I swear, this honored guests list reads like the cast of villains from a bad comic book. “Vice President Richard Cheney, accompanied by Representative Tom DeLay and Senator Trent Lott.” Shudder. Cheney almost smiled, but I guess his aides warned him not to, due to how it makes him look like a bloodthirsty wolf. Still, lighten up, hon. It’s a party!
Oh my God, Lynne Cheney and I have the same color coat! Good taste, Lynne! I guess when it’s January in D.C., it’s just too cold to dress like a skank. I hope someone warned the Bush twins.
The First Lady is wearing all white. How virginal. We all know you had sex with the President, Laura. Also, it’s way too early in the season for white. Boo, hiss! It is not Memorial Day! That is the day when we remember dead soldiers, and today is the day when we pretend like they don’t exist. Check your calendar, Mrs. Bush!
Oh, good: some superfluous shots of American flags. I was afraid C-SPAN was going to miss that opportunity. Now all we need are superfluous Jesus references and we are set.
Time for speeches, this first Reverend guy is good. He quotes Thomas Jefferson and MLK Jr., in one breath, all while speaking directly to God. It makes my prayers seem awfully ineloquent in comparison. Or awfully unplagerized.
I sure hope Bush references homosexuals in his speech. I mean, that’s what he won on, right? Preventing gay marriage? If he changes his platform now and starts babbling about equality or peace or liberty, I will be pretty ticked off. You can’t change ideological horses in midstream, Mr. President! Although maybe when you’ve already won the race, maybe then you can change horses. Huh.
He’s speaking now.
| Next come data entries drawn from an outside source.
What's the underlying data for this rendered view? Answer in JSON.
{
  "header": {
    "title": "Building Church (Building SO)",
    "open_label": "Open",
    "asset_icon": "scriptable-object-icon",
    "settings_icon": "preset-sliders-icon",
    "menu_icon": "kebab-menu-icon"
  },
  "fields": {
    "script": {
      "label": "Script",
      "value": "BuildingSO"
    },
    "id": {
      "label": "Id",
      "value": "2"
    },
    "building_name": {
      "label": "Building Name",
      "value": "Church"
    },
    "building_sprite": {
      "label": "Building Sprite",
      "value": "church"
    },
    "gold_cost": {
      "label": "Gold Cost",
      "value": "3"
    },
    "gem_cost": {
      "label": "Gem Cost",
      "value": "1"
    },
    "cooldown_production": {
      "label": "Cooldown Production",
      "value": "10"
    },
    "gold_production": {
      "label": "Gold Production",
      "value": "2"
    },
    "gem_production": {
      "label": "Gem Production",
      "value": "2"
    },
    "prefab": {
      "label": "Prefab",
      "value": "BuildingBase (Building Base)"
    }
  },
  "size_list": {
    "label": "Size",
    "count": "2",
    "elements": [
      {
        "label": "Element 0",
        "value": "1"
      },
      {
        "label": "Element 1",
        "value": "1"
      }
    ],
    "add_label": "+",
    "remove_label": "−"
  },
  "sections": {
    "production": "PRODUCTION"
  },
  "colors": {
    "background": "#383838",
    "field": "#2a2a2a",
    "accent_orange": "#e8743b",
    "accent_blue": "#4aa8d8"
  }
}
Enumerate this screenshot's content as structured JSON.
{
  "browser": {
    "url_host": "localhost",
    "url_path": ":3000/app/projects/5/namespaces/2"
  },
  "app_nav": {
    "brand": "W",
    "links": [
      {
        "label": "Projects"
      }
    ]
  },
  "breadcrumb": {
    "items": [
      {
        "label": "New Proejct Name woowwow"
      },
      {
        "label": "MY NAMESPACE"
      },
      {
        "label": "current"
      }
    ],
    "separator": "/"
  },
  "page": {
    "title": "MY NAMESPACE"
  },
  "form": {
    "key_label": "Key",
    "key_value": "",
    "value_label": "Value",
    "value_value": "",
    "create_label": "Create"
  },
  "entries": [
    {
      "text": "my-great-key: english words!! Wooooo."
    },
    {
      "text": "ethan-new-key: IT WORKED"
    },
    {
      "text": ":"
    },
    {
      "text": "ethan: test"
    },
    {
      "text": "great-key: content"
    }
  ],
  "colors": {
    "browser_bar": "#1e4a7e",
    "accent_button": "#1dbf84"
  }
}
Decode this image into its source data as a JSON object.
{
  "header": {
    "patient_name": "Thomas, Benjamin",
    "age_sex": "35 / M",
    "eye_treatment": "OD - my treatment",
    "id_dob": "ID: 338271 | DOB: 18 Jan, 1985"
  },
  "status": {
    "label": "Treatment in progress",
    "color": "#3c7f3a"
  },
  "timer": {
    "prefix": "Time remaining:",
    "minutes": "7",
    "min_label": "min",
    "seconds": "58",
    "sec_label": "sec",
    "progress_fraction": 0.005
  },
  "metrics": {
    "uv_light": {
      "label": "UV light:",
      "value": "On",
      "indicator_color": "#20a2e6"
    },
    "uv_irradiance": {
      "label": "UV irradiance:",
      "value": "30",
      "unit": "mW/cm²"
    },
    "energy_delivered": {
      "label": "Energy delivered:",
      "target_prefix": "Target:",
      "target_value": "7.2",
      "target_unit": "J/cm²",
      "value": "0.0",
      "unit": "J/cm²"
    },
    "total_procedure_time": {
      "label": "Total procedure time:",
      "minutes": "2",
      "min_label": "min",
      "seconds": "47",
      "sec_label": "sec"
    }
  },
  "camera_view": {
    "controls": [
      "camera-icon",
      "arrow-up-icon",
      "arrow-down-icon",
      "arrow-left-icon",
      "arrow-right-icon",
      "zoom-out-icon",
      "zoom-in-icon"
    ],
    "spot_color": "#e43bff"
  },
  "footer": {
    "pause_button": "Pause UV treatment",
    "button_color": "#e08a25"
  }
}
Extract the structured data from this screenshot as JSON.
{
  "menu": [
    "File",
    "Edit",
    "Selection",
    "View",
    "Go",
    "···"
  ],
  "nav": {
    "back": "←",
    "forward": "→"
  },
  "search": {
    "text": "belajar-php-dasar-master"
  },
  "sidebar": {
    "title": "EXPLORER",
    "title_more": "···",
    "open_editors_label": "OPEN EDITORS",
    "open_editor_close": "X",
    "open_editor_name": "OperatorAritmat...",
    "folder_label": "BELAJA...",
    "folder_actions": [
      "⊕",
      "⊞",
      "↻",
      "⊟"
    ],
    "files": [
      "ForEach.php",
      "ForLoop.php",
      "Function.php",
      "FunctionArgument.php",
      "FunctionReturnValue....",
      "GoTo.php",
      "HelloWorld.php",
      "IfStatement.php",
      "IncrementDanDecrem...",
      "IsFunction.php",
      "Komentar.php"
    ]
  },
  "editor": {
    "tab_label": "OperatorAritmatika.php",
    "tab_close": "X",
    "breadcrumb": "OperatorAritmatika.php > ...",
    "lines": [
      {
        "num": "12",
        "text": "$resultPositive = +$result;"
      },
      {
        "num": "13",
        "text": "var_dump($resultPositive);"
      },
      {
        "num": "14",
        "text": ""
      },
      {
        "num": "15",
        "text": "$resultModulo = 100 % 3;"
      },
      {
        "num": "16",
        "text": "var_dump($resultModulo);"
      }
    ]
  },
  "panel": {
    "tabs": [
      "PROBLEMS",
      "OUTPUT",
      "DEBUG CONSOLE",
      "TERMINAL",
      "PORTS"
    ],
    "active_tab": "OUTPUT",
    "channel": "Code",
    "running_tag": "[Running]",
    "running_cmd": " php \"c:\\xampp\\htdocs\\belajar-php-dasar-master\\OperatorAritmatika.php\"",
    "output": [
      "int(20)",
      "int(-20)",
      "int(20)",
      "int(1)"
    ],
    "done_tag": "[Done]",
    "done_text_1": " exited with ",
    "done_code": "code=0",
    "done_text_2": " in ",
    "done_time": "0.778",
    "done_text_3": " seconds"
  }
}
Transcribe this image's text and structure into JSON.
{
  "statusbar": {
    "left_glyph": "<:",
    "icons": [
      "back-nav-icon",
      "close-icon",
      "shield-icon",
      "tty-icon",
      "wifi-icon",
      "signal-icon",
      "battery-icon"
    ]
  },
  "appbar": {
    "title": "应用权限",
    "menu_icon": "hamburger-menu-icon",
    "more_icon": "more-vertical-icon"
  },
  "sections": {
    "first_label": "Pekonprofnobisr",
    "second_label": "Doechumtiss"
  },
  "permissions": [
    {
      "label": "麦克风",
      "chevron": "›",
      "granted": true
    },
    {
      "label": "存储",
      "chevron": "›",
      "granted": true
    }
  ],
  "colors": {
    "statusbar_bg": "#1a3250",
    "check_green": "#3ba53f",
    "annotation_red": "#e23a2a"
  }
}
Time to pay attention. He just said something about a “fire of freedom.” This seems like complex imagery. I guess the idea is that freedom reproduces endlessly, in a kind of creepy, defying-science type of way. But does it also mean that freedom destroys natural habitats and kills suspected witches? George does not seem to have thought this one through.
Then again, I don’t know, maybe he is way smarter than I. He just referenced the “ownership society” again. Does he do this just to prove my mental inferiority? I have no idea what an “ownership society” is. Sounds like an anti-communist slogan. But I thought we were fighting the terrorists now, not the communists? Man, I.R. is tricky.
But wait! Bush changed his mind. Now he is saying, “History has a visible direction.” That is so Marxist, dude. You are going to single-handedly revive the USSR with statements like that. What are you thinking? We have enough enemies with nuclear capacity!
When Bush says, “There are some who have tried to test our resolve and found it firm,” C-SPAN shows a shot of some dude standing in the audience. I wonder if he, personally, has been testing American resolve? Badass.
Okay, never mind. He’s done. He’s president now. So much for you, Dude From The Audience, and your impertinence. For the next four years, we need none of you and your kind.
Though maybe I’ll have some chocolates leftover to share. If you want.